No cemitério, foi bom eu e o Augusto irmos juntos, porque um encorajava o outro quando tínhamos medo dos mortos. Nós olhávamos todas aquelas lápides e achávamos algumas esquisitas e engraçadas. Como aquelas estátuas mutiladas, ou as com nariz quebrado. Por vezes, esquecíamos por que estávamos ali. No entanto, esquecer a morte pode ser algo grave, porque o cemitério também existe para nos lembrar de que um dia nós estaremos ali embaixo da terra, junto com as minhocas, as raízes e os vermes. E às vezes ainda pensava naquele filhote de passarinho sendo devorado por outros bichos. Então, quando lembrava essas coisas, tirava qualquer possibilidade de sorrir. Além disso, eu não queria que a alegria estragasse o enterro do Fernando, pois meu irmão precisava compreender como se deve proceder no enterro de um pai.

As pessoas iam chegando e se postavam ao redor do caixão. Outras ficavam apenas alguns minutos ali, como se estivessem conversando com o morto. Então, chegou a vez de o Augusto e eu nos aproximássemos do defunto. Vi minha mãe chorar mais um pouco, mas agora o pranto já era mais contido. E essa era outra faceta da minha mãe: administrar a tristeza. E talvez a felicidade fosse só isso: saber administrar a tristeza. Eu tentei chorar, me esforcei, mas não consegui. Se eu já tivesse conhecido a Melissa naquele tempo, ela teria me dito que chorar não faz bem para quem já se dói.

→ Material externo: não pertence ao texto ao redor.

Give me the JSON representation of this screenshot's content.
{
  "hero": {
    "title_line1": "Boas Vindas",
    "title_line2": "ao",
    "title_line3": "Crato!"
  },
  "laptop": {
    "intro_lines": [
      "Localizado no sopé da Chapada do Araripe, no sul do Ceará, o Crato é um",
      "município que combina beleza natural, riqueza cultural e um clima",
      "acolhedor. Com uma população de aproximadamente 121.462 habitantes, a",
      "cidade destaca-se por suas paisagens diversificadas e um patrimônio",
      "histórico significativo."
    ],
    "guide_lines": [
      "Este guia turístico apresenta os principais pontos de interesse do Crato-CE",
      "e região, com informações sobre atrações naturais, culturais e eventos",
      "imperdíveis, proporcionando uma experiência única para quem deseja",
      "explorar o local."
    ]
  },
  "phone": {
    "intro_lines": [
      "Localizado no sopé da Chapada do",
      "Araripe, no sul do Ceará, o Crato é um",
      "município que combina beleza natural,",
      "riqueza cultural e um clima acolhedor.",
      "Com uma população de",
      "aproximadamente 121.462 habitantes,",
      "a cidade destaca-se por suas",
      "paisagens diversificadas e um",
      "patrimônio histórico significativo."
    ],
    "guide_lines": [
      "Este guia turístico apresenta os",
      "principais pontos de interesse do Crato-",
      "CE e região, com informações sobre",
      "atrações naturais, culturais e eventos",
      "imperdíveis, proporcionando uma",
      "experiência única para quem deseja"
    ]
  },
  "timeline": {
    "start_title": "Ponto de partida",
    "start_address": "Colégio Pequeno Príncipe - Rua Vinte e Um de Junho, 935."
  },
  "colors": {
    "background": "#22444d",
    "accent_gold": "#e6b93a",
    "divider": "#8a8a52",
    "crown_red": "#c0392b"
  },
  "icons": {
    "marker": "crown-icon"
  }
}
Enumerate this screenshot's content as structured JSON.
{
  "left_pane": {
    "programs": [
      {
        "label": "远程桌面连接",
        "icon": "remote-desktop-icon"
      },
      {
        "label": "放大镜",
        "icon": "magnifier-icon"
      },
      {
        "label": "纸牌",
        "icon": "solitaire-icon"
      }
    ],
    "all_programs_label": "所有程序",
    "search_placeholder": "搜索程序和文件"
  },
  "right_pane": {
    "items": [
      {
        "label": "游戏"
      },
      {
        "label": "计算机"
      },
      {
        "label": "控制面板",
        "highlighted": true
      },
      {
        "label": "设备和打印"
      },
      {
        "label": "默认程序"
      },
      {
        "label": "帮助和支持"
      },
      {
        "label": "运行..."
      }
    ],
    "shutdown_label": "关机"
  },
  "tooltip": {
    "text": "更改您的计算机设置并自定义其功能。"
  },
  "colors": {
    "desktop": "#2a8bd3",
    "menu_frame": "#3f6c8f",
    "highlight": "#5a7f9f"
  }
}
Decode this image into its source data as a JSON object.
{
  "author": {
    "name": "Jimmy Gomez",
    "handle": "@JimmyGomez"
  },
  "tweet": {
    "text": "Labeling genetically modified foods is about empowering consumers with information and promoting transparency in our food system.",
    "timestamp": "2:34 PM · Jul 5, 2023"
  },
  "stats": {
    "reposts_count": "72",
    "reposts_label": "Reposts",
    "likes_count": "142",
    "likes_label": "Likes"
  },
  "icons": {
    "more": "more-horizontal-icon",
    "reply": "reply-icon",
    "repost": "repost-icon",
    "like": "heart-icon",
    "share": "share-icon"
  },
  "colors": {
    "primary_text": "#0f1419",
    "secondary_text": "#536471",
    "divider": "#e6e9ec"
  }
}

Vimos que a outra família do pai do meu irmão havia chegado. Senti que o clima poderia pesar. Entrou outra mulher que parecia mais velha que minha mãe. Tinha os olhos tristes e cansados, estava acompanhada de duas crianças e um adolescente magro, alto e feio. Não avançaram. Nossa mãe colocou o braço em volta da gente, fazendo uma espécie de proteção, e depois disse, meus filhos, despeçam-se do pai de vocês. Mas eu pensei: Fernando não é meu pai. Além de não faze a mínima questão de que ele fosse, nunca nos demos muito bem, mas não importava. Rancores não cabem num enterro. O Augusto não sabia como se fazia para despedir de um pai morto, nem eu, porque meu pai não havia morrido, apenas desapareceu - no fundo, era quase a mesma coisa. Acho que nem os filósofos sabem se despedir.

(Estela sem Deus, 2018, p. 19-22).

***

Melissa disse que eu tinha que tomar dois comprimidos de uma vez e outros dois eu tinha que colocar na minha vagina o mais fundo que eu pudesse. Eu falei que nunca tinha visto alguém tomar comprimido pela vagina. Ela me olhou e disse que eu podia confiar nela. Que já tinha experiência nisso. Depois, me explicou que eu poderia sangrar e sentir cólica, mas que eu não me assustasse, que era assim mesmo. Eu não queria que fosse assim.

Melissa, você acha que meu filho é um poema que não deu certo, perguntei.

Esqueça isso, Estela. Deus não nos escreveu. Não somos literatura.

                                                                               (Estela sem Deus, 2018, p. 195).